The objects, which the pilots initially suspected as being drones of some sort, appear to hover briefly before zipping away at speeds that elicit gasps from the pilots, the Washington Post reported. "Its rotating!" the other pilot says. "Look at that flying!".

One of the pilots from the declassified videos published by The Times told ABC that he thought the aircraft he saw was "not from this world".

"It could be anything, so I wouldn't rule anything out, and that's why I think we need to look at it", Elizondo said.

To The Stars Academy of Arts and Science - an organization leading on the issue that includes a former head of the now-defunct Pentagon program and was co-founded by former Blink182 musician Tom DeLonge - released the video titled "GO FAST" on Friday.

In his resignation letter, Elizondo said the government should start taking "the many accounts from the Navy and other services of unusual aerial systems interfering with military weapon platforms and displaying beyond-next-generation capabilities" more seriously.

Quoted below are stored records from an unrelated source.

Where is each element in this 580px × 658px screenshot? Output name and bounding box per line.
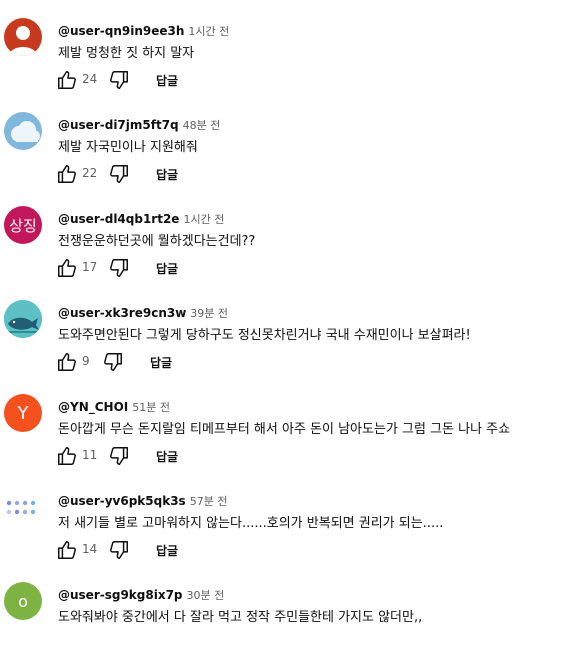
- comment: @user-yv6pk5qk3s 57분 전 저 새기들 별로 고마워하지 않는다…: [0, 470, 580, 564]
- like-count: 24: [82, 72, 98, 86]
- comment-time[interactable]: 57분 전: [190, 495, 228, 508]
- comment-time[interactable]: 1시간 전: [188, 25, 229, 38]
- comment: Y @YN_CHOI 51분 전 돈아깝게 무슨 돈지랄임 티메프부터 해서 아주…: [0, 376, 580, 470]
- comment-text: 저 새기들 별로 고마워하지 않는다......호의가 반복되면 권리가 되는.…: [58, 516, 444, 531]
- avatar[interactable]: 상징: [4, 206, 42, 244]
- thumbs-down-icon: [110, 447, 128, 465]
- avatar[interactable]: [4, 300, 42, 338]
- like-button[interactable]: [56, 539, 78, 561]
- author-handle[interactable]: @user-xk3re9cn3w: [58, 306, 186, 320]
- comment-header: @user-sg9kg8ix7p 30분 전: [58, 584, 224, 603]
- like-button[interactable]: [56, 69, 78, 91]
- comment: @user-xk3re9cn3w 39분 전 도와주면안된다 그렇게 당하구도 정…: [0, 282, 580, 376]
- thumbs-down-icon: [104, 353, 122, 371]
- comment-time[interactable]: 39분 전: [190, 307, 228, 320]
- thumbs-up-icon: [58, 165, 76, 183]
- comment-text: 전쟁운운하던곳에 뭘하겠다는건데??: [58, 234, 256, 249]
- comment-header: @user-qn9in9ee3h 1시간 전: [58, 20, 229, 39]
- reply-button[interactable]: 답글: [156, 72, 178, 89]
- like-count: 17: [82, 260, 98, 274]
- comment-text: 돈아깝게 무슨 돈지랄임 티메프부터 해서 아주 돈이 남아도는가 그럼 그돈 …: [58, 422, 511, 437]
- thumbs-up-icon: [58, 447, 76, 465]
- person-icon: [9, 26, 37, 56]
- comment-time[interactable]: 51분 전: [132, 401, 170, 414]
- comment-time[interactable]: 30분 전: [187, 589, 225, 602]
- reply-button[interactable]: 답글: [156, 260, 178, 277]
- reply-button[interactable]: 답글: [150, 354, 172, 371]
- thumbs-up-icon: [58, 71, 76, 89]
- author-handle[interactable]: @user-sg9kg8ix7p: [58, 588, 183, 602]
- author-handle[interactable]: @user-qn9in9ee3h: [58, 24, 184, 38]
- whale-icon: [4, 300, 42, 338]
- comment-text: 도와주면안된다 그렇게 당하구도 정신못차린거냐 국내 수재민이나 보살펴라!: [58, 328, 471, 343]
- avatar[interactable]: [4, 488, 42, 526]
- like-button[interactable]: [56, 257, 78, 279]
- comment-actions: 14 답글: [56, 539, 256, 561]
- comment-time[interactable]: 1시간 전: [183, 213, 224, 226]
- comment-header: @user-dl4qb1rt2e 1시간 전: [58, 208, 224, 227]
- avatar-label: o: [18, 591, 28, 611]
- dislike-button[interactable]: [102, 351, 124, 373]
- dislike-button[interactable]: [108, 163, 130, 185]
- thumbs-up-icon: [58, 353, 76, 371]
- reply-button[interactable]: 답글: [156, 542, 178, 559]
- dislike-button[interactable]: [108, 539, 130, 561]
- thumbs-down-icon: [110, 259, 128, 277]
- comment-header: @user-xk3re9cn3w 39분 전: [58, 302, 228, 321]
- thumbs-up-icon: [58, 541, 76, 559]
- comment-header: @user-di7jm5ft7q 48분 전: [58, 114, 220, 133]
- author-handle[interactable]: @YN_CHOI: [58, 400, 128, 414]
- thumbs-up-icon: [58, 259, 76, 277]
- like-count: 22: [82, 166, 98, 180]
- like-button[interactable]: [56, 163, 78, 185]
- author-handle[interactable]: @user-yv6pk5qk3s: [58, 494, 186, 508]
- thumbs-down-icon: [110, 71, 128, 89]
- comment-actions: 24 답글: [56, 69, 256, 91]
- avatar-label: Y: [17, 402, 29, 424]
- comment-text: 제발 멍청한 짓 하지 말자: [58, 46, 195, 61]
- dots-pattern-icon: [6, 500, 36, 515]
- dislike-button[interactable]: [108, 69, 130, 91]
- reply-button[interactable]: 답글: [156, 448, 178, 465]
- comment-text: 도와줘봐야 중간에서 다 잘라 먹고 정작 주민들한테 가지도 않더만,,: [58, 610, 423, 625]
- dislike-button[interactable]: [108, 445, 130, 467]
- thumbs-down-icon: [110, 541, 128, 559]
- comment-actions: 17 답글: [56, 257, 256, 279]
- comment: o @user-sg9kg8ix7p 30분 전 도와줘봐야 중간에서 다 잘라 …: [0, 564, 580, 658]
- comment: 상징 @user-dl4qb1rt2e 1시간 전 전쟁운운하던곳에 뭘하겠다는건…: [0, 188, 580, 282]
- avatar[interactable]: o: [4, 582, 42, 620]
- comment-header: @user-yv6pk5qk3s 57분 전: [58, 490, 227, 509]
- comment-header: @YN_CHOI 51분 전: [58, 396, 170, 415]
- like-button[interactable]: [56, 445, 78, 467]
- avatar[interactable]: [4, 112, 42, 150]
- comment-actions: 22 답글: [56, 163, 256, 185]
- reply-button[interactable]: 답글: [156, 166, 178, 183]
- comment-text: 제발 자국민이나 지원해줘: [58, 140, 198, 155]
- author-handle[interactable]: @user-di7jm5ft7q: [58, 118, 179, 132]
- thumbs-down-icon: [110, 165, 128, 183]
- dislike-button[interactable]: [108, 257, 130, 279]
- comment-actions: 11 답글: [56, 445, 256, 467]
- avatar[interactable]: [4, 18, 42, 56]
- comment: @user-qn9in9ee3h 1시간 전 제발 멍청한 짓 하지 말자 24 …: [0, 0, 580, 94]
- avatar-label: 상징: [9, 216, 37, 235]
- like-count: 14: [82, 542, 98, 556]
- author-handle[interactable]: @user-dl4qb1rt2e: [58, 212, 179, 226]
- like-count: 9: [82, 354, 90, 368]
- comment-actions: 9 답글: [56, 351, 256, 373]
- cloud-icon: [11, 121, 40, 142]
- comment-time[interactable]: 48분 전: [183, 119, 221, 132]
- avatar[interactable]: Y: [4, 394, 42, 432]
- like-button[interactable]: [56, 351, 78, 373]
- like-count: 11: [82, 448, 98, 462]
- comment: @user-di7jm5ft7q 48분 전 제발 자국민이나 지원해줘 22 답…: [0, 94, 580, 188]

Thomas Crosson, a spokesperson with the Pentagon, told the Times at the time in an email that the program ended due to "higher priority" issues that needed additional funding.

"The DoD takes seriously all threats and potential threats to our people, our assets, and our mission and takes action whenever credible information is developed".

Christopher Mellon, a former deputy assistant security of defense for the Clinton and George W. Bush administrations, claims that the government needs to thoroughly investigate nationwide reports of flying unidentified objects, given the sheer quantity in recent years.